“Oh never quite, my darling! Fie, fie, it would break my heart,” returned her mother, making a faint attempt to pat her with the screen, which Edith made no movement to meet, “—about these old conventionalities of manner that are observed in little things? Why are we not more natural? Dear me! With all those yearnings, and gushings, and impulsive throbbings that we have implanted in our souls, and which are so very charming, why are we not more natural?”
Mr Dombey said it was very true, very true.
“We could be more natural I suppose if we tried?” said Mrs Skewton.
Mr Dombey thought it possible.
“Devil a bit, Ma’am,” said the Major. “We couldn’t afford it. Unless the world was peopled with J.B.“s—tough and blunt old Joes, Ma’am, plain red herrings with hard roes, Sir—we couldn’t afford it. It wouldn’t do.”
“You naughty Infidel,” said Mrs Skewton, “be mute.”
“Cleopatra commands,” returned the Major, kissing his hand, “and Antony Bagstock obeys.”
“The man has no sensitiveness,” said Mrs Skewton, cruelly holding up the hand-screen so as to shut the Major out. “No sympathy.

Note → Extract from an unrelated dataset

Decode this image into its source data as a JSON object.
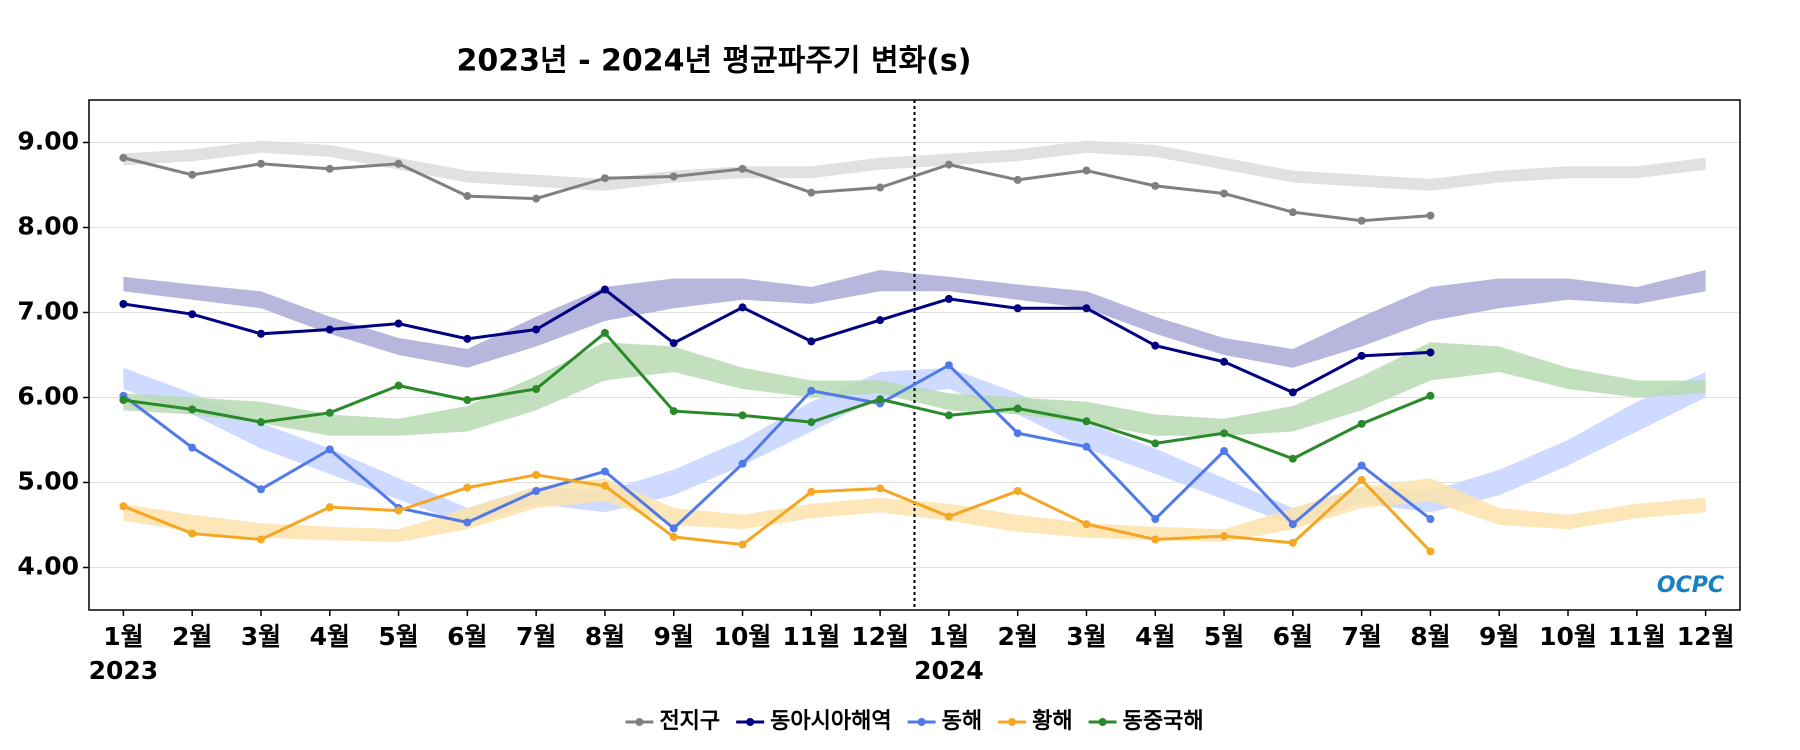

And what do we live for but sympathy! What else is so extremely charming! Without that gleam of sunshine on our cold cold earth,” said Mrs Skewton, arranging her lace tucker, and complacently observing the effect of her bare lean arm, looking upward from the wrist, “how could we possibly bear it? In short, obdurate man!” glancing at the Major, round the screen, “I would have my world all heart; and Faith is so excessively charming, that I won’t allow you to disturb it, do you hear?”
The Major replied that it was hard in Cleopatra to require the world to be all heart, and yet to appropriate to herself the hearts of all the world; which obliged Cleopatra to remind him that flattery was insupportable to her, and that if he had the boldness to address her in that strain any more, she would positively send him home.
Withers the Wan, at this period, handing round the tea, Mr Dombey again addressed himself to Edith.